/cwd-benchmark-data

Data for the Chat With Your Data benchmark.

Primary LanguageShellApache License 2.0Apache-2.0

Chat with your Data (cwd) Benchmark Data

Introduction

This repository contains the data and metadata for the "Chat with your Data" benchmark. The aim of this project is to provide a comprehensive set of test scenarios for Language-to-query (specifically SQL and SPARQL) systems.

It focuses on testing whether these systems are capable of accurately converting natural language questions into valid, effective queries against various data sources.

Repository Structure

This repository is divided into multiple directories, each containing a specific type of data or metadata:

  • ontology/: This directory contains OWL file(s) representing the ontology data.

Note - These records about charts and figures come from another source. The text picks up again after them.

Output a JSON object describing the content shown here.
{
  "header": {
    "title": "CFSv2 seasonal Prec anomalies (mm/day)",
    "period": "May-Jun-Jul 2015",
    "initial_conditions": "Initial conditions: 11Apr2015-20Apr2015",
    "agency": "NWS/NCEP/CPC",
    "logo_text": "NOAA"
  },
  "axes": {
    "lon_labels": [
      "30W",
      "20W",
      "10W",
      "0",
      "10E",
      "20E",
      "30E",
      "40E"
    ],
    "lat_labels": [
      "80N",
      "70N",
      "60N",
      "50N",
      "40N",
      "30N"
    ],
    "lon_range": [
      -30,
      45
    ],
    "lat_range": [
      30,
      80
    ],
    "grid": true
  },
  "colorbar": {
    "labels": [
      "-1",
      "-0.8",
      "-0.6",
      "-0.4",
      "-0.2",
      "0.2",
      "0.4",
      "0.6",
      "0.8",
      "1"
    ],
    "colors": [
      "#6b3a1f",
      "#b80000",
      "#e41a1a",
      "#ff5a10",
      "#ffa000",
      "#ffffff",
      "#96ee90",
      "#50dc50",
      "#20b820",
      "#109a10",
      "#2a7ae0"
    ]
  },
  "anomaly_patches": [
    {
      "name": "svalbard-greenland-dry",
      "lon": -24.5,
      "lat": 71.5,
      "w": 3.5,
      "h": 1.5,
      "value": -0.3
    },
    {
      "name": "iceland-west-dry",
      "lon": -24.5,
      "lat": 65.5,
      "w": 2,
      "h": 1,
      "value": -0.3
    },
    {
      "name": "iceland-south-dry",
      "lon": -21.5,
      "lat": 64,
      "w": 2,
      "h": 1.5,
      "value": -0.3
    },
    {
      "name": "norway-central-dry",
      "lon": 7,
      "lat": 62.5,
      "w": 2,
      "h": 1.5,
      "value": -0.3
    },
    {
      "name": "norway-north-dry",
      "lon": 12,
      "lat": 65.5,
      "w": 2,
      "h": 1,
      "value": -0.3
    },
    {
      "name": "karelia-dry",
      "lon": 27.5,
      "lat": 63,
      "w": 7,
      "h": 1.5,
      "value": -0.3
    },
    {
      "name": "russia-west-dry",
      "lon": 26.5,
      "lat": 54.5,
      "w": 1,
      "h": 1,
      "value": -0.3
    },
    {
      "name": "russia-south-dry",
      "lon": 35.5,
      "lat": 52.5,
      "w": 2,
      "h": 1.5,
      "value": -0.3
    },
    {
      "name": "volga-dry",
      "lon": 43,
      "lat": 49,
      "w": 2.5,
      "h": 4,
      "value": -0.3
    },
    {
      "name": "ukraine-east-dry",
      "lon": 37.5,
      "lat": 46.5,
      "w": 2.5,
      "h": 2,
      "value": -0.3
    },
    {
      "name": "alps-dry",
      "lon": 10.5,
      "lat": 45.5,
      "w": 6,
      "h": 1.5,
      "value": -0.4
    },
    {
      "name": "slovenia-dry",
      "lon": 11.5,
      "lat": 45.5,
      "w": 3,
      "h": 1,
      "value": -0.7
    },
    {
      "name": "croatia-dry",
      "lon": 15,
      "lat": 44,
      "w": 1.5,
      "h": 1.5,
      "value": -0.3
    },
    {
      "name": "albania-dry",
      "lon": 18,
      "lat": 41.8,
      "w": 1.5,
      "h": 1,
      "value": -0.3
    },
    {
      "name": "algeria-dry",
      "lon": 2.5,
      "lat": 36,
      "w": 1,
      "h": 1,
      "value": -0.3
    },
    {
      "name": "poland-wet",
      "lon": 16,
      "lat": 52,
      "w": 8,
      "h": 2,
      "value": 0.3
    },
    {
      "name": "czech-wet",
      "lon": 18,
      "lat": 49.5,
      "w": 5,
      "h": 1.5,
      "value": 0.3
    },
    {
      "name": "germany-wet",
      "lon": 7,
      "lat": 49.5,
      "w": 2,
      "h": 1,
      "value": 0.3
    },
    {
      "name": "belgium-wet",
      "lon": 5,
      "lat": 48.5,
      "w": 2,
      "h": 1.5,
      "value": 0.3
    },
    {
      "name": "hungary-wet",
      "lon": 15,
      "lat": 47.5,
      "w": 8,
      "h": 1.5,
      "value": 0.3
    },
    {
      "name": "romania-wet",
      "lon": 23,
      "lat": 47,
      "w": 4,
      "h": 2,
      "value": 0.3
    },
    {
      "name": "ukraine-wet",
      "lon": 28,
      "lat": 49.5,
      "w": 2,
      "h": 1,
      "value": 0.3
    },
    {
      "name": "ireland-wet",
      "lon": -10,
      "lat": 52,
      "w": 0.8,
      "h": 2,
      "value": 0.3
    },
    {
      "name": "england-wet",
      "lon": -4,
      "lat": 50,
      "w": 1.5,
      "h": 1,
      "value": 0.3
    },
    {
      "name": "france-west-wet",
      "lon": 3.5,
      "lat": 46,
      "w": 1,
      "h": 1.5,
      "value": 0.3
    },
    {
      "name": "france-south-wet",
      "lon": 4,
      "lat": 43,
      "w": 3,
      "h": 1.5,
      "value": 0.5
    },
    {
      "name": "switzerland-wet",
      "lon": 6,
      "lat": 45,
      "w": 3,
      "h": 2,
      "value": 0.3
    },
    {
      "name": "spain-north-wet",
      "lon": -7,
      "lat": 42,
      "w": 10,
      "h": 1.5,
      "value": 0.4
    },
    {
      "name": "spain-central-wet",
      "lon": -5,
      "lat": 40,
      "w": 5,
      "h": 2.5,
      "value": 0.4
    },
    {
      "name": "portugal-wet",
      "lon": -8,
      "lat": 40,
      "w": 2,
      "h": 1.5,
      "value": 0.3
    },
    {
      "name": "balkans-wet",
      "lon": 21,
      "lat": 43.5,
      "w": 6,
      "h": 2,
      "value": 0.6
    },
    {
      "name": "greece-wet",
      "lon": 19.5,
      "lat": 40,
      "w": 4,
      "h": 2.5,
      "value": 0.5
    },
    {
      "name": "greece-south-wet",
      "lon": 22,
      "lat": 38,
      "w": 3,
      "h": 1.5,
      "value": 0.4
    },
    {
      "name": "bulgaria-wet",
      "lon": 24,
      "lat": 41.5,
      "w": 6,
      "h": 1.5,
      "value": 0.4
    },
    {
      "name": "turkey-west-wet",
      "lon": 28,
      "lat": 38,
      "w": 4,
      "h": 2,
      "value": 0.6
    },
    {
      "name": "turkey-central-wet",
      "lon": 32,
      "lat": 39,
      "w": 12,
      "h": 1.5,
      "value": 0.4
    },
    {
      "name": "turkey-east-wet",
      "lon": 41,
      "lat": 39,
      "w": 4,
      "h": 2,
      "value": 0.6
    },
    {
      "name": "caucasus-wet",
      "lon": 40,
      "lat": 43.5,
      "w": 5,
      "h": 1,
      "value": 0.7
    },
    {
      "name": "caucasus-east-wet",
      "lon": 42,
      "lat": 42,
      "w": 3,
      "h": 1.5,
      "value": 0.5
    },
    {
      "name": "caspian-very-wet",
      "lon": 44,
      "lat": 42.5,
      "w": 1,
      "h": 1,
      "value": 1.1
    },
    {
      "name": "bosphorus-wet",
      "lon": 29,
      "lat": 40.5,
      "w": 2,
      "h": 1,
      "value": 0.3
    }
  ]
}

  • DDL/: This directory contains the DDL definitions for the database schema.

  • investigation/: Each Turtle (.ttl) file in this directory represents a complete benchmark investigation, which includes pointers to the dataset, metadata, and a set of inquiries.

  • data/: This directory contains the dataset(s) used for the benchmark. The data is represented in multiple formats to support a wide range of query languages. In addition to the CSV files, there is an R2RML file that describes the mapping between the ontology and the data tables.

File Formats

  • OWL: Web Ontology Language, used for representing the ontology data.

  • DDL: Data Definition Language, used for defining and managing databases.

  • TTL: Turtle form of RDF, used to represent the complete benchmark investigation.

  • R2RML: a TTL file that describes mappings according to the RDB to RDF Mapping Language

  • CSV/TSV/etc.: Various data formats used for the benchmark dataset.